Founded just four years ago by Michael Serbinis, League is a leading digital benefits platform for the modern workforce, turning benefits into a competitive advantage for employers, while managing costs and empowering employees to take control of their health. League’s cloud-based infrastructure connects forward-thinking businesses and their employees with health insurance, flexible spending accounts, health content, curated health journeys and on-demand, live health support. League unlocks employee benefits to give everyone the power to act every day and live longer, healthier lives. League dubbed itself as a platform that makes benefits easier to navigate and is “consumer centric.”
“Employers experiencing the war for talent, skyrocketing healthcare costs, and the mental health epidemic are rapidly recognizing that a new approach to benefits will give them a competitive advantage,” said Mike Serbinis, League’s founder and CEO. “Health benefits represent a tremendous opportunity to improve the lives and health outcomes for employees, but they’re not currently driving the business value employers should expect from their investment. League gives them greater control over their spend while delivering an unparalleled employee experience that maximizes both health and productivity.”
This funding round will also harness the thinking of Canada’s largest health IT and payment network, the largest retailer and pharmacy network and the largest bank to help advance the health benefits market. Inspired by the Amazon, Berkshire Hathaway and JP Morgan health partnership, League will now have access to the scale, capital and strategic assets to bring its platform to employers globally.
Founded in November 2014 with the mission of empowering people with their health every day, League has helped businesses bring the same kind of convenience and personalization to benefits that the Netflix Generation have come to expect in a modern consumer experience, while helping employers to manage total costs. This has proven to be a differentiator for innovative League customers such as Uber, Shopify and Unilever, who are focused on making healthcare benefits a competitive advantage.
“We believe that innovative companies like League — which deliver compelling, consumer-centric experiences — will not only drive high employee and employer engagement, but will also deliver fundamental improvements in health outcomes for Canadians through their carrier-friendly open platform,” said Rich Osborn, managing partner, TELUS Ventures. “I’m pleased to support the League team as a new board member and add the company to our venture portfolio alongside others innovating in virtual care, mental health, personal health records, wellness, and population health management.”
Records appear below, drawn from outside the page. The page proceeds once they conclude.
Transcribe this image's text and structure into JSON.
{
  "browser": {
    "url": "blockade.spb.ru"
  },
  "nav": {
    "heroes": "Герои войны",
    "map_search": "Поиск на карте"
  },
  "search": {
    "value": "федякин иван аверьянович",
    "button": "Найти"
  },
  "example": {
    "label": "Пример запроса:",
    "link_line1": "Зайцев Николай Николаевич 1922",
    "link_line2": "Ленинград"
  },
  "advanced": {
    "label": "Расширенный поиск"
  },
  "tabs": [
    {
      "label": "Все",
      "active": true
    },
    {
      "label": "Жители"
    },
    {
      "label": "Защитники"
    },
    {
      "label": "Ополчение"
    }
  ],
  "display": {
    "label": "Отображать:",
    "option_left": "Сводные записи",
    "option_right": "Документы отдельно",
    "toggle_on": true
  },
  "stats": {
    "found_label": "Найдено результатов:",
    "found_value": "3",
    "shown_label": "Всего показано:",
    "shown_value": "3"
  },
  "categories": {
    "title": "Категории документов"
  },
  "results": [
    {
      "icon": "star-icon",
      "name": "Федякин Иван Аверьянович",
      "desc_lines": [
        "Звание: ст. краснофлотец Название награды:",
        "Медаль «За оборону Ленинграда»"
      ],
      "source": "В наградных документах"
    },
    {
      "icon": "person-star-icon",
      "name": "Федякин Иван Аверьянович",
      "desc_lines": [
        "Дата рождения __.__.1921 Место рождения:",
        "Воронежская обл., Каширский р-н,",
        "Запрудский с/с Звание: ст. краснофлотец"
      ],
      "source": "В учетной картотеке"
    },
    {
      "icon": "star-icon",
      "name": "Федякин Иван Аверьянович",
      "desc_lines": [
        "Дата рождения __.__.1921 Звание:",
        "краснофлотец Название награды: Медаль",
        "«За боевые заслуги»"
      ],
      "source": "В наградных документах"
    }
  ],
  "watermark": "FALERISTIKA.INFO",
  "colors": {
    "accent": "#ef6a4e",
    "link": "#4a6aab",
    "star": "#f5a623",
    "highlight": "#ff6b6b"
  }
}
This latest round of funding will fuel continued growth for League, including the opening of new offices in San Francisco, New York and London. The company launched in the U.S. market in 2017, and is now licensed to operate in all 50 states. In 2019, the company will begin operations in the UK and EU. League will continue to invest in its member experience, driving continued convenience, personalization, navigation and better health outcomes for members. League will build out its benefits cloud, enabling greater choice of benefits providers and micro-benefits, while driving automation and cost savings for employers.
“Our focus on building a consumer-centric benefits platform is resonating with companies across the country that want to see their employee health plans actually make a positive change for their teams,” said Brian Ancell, U.S. president for League. “Based on a Net Promoter Score of 75 (versus an industry standard of 8) and monthly engagement that rivals most social networks, League has the potential to bend the cost curve in healthcare.”
The League platform has a constantly growing suite of apps designed to reduce the total operating costs for companies delivering benefits programs, while driving an experience that makes life easier for administrators and increasing engagement with employees that improve health outcomes. These include offerings such as a unified digital wallet that employers can customize for their specific needs; chat-based, always-on health navigation; behavior-based health rewards; and a marketplace where members can access exclusive deals on health and wellness products and services.